If the customer withdraws from this contract, the provider shall reimburse all payments received from the customer, including delivery costs (with the exception of additional costs resulting from the fact that the customer has chosen a different type of delivery than the cheapest standard delivery offered by the provider), immediately and at the latest within fourteen days from the day on which the provider received the notification of the customer's withdrawal from this contract.

For this repayment, the provider will use the same means of payment that the customer used for the original transaction, unless expressly agreed otherwise with the customer; in no case will the customer be charged for this repayment.

Choice of law

For all contracts concluded with the provider based on these terms and conditions and for all disputes arising from these contracts, German law shall apply exclusively, excluding the UN Convention on Contracts for the International Sale of Goods (CISG) insofar as this choice of law does not result in a customer being deprived of the mandatory consumer protection standards of its home country.

The exclusive place of jurisdiction for all disputes arising from this contract with merchants, legal entities under public law or special funds under public law is the registered office of the provider in Potsdam.

The provider is entitled to change these terms and conditions in whole or in part at any time without giving reasons.

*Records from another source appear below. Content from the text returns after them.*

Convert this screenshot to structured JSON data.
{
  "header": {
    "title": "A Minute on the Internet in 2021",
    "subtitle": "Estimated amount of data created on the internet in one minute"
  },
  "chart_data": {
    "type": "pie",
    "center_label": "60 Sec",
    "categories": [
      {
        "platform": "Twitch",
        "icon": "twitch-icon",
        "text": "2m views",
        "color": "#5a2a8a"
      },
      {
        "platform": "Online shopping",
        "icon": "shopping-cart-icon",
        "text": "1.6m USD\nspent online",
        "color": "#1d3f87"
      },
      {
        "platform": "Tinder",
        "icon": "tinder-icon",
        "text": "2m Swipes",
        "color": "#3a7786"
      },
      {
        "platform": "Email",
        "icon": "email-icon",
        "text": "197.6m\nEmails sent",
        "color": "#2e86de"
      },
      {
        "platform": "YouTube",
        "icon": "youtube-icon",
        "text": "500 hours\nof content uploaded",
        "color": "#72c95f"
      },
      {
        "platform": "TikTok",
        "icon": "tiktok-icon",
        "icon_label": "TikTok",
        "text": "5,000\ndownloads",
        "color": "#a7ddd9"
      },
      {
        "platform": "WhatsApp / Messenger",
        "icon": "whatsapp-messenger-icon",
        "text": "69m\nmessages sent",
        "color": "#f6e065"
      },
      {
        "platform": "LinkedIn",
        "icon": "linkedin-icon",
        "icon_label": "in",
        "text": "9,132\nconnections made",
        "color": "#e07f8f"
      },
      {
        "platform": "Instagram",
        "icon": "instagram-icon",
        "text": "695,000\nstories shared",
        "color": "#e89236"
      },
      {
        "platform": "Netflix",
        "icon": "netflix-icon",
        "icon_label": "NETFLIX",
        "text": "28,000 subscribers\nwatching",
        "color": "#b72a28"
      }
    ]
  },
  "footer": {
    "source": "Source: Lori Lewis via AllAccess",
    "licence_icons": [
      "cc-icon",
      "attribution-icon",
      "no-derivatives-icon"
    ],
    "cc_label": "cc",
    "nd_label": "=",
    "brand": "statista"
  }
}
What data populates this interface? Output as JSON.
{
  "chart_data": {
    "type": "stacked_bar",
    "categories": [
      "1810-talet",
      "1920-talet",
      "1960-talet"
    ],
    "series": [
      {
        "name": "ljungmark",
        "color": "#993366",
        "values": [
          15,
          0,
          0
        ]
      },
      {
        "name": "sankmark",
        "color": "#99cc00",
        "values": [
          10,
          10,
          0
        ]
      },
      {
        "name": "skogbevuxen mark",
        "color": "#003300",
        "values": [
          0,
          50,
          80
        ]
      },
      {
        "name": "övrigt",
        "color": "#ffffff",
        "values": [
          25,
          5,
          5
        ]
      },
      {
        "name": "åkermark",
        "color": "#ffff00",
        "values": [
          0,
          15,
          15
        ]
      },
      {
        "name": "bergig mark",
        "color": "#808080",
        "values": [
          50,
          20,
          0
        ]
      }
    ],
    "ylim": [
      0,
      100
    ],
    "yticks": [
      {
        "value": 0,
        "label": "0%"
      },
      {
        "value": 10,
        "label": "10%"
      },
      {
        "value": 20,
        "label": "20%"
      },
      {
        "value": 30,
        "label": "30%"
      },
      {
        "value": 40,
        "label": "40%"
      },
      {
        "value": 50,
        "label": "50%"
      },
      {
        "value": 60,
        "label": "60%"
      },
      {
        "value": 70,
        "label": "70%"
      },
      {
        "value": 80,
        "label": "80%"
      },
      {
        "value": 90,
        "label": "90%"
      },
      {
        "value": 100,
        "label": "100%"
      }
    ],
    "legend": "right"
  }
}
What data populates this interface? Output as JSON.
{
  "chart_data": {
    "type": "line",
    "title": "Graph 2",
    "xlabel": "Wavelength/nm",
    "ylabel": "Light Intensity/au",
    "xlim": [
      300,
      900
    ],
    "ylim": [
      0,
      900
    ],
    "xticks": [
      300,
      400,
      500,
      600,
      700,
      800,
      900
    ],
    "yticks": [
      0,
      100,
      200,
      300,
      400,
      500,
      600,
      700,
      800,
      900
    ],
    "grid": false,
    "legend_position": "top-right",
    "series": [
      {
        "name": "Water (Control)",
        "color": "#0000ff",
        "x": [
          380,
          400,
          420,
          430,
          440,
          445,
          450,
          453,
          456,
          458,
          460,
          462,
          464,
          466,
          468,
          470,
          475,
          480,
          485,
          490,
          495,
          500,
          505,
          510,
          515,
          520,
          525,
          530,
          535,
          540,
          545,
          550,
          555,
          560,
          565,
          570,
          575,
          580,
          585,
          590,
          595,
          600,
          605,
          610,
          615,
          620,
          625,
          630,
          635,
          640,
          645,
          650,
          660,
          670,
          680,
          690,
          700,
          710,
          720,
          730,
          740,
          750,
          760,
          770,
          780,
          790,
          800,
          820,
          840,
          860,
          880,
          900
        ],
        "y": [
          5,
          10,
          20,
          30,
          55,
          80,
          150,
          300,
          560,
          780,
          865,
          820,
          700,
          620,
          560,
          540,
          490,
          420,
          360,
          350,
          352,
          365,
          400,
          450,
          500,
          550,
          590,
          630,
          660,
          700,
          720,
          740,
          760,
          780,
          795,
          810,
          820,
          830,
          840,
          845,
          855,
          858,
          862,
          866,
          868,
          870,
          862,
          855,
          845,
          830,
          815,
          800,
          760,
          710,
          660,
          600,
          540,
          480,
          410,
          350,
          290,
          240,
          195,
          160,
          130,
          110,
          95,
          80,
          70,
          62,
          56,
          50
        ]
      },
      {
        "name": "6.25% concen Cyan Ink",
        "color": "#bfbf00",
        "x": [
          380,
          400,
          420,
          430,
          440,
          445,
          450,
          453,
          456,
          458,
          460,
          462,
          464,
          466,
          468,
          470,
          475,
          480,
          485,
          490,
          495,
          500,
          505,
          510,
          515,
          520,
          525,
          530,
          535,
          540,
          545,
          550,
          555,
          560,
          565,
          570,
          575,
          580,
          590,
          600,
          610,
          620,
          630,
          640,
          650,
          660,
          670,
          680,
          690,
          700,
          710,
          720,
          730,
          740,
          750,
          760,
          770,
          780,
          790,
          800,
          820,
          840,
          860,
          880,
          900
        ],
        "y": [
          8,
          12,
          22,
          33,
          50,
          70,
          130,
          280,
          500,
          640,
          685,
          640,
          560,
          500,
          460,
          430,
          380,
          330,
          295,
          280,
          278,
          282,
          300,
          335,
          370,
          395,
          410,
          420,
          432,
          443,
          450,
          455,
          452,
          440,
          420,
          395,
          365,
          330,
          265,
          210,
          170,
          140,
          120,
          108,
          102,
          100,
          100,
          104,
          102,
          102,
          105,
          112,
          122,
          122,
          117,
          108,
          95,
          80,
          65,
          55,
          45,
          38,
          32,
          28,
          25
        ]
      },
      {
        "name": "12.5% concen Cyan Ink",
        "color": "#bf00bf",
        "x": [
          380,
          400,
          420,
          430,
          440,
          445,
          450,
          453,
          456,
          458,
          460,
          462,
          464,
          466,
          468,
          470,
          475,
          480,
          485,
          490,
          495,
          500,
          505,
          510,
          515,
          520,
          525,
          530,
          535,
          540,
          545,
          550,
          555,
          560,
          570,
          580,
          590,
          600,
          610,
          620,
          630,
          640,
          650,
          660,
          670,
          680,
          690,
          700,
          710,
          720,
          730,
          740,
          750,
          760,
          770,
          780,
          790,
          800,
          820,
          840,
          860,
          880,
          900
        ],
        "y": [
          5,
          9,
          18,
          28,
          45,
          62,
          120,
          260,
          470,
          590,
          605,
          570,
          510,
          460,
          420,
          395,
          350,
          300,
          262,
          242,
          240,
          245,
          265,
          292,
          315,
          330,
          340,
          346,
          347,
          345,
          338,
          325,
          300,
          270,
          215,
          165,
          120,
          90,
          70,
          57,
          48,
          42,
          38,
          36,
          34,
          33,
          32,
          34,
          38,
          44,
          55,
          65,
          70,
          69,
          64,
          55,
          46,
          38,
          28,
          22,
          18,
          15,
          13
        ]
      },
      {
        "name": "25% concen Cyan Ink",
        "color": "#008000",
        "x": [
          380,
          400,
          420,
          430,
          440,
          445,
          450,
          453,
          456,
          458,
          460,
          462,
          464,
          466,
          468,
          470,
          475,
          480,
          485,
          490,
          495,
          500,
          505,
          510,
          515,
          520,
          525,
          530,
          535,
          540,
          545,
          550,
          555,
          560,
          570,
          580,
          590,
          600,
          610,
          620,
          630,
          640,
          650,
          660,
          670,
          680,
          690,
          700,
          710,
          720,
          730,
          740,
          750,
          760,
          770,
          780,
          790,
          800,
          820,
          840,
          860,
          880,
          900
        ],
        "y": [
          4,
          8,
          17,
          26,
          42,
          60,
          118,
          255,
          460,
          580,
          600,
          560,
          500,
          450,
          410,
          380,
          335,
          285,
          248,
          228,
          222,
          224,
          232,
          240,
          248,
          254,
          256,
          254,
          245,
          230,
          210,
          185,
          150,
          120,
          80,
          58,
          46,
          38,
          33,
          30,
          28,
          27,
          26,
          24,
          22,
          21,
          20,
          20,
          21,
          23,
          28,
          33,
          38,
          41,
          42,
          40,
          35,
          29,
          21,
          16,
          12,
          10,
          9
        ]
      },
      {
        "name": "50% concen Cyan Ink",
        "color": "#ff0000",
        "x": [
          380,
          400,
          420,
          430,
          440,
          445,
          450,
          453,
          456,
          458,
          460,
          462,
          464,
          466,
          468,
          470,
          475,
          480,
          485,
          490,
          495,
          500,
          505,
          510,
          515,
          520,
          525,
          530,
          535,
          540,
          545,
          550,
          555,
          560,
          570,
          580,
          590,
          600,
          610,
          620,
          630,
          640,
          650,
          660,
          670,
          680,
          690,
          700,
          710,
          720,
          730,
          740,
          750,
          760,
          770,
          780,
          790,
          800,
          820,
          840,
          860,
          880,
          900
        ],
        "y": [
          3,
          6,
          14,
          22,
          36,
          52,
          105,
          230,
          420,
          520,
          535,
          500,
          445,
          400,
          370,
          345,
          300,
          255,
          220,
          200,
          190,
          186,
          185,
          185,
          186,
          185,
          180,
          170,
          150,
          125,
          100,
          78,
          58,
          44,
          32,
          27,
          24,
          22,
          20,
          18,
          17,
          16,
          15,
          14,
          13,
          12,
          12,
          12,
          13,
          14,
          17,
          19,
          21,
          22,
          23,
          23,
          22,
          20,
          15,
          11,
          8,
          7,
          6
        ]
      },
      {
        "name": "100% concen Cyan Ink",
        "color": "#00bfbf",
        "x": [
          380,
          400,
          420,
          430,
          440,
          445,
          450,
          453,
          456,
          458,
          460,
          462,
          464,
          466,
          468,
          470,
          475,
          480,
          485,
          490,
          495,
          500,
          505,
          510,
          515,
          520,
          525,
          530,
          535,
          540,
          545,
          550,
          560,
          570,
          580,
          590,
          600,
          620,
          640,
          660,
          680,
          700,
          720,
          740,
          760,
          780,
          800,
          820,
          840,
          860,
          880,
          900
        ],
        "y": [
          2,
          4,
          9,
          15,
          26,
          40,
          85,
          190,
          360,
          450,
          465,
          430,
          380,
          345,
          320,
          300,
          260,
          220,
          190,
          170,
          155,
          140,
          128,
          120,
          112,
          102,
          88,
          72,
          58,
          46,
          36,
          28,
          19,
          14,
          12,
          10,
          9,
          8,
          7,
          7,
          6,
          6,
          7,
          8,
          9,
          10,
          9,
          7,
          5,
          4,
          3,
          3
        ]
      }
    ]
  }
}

The changed contractual conditions will be sent to the customer in writing, highlighting the changes. The customer can object to the changes within three weeks of receipt of the notification. The provider will inform the customer of the legal consequences of the objection separately at the beginning of the time period.

Final provisions

Should individual provisions of these terms and conditions be or become invalid, the validity of the remaining provisions shall remain unaffected. The invalid provision shall be replaced by a valid provision that comes as close as possible to the economic purpose of the invalid provision.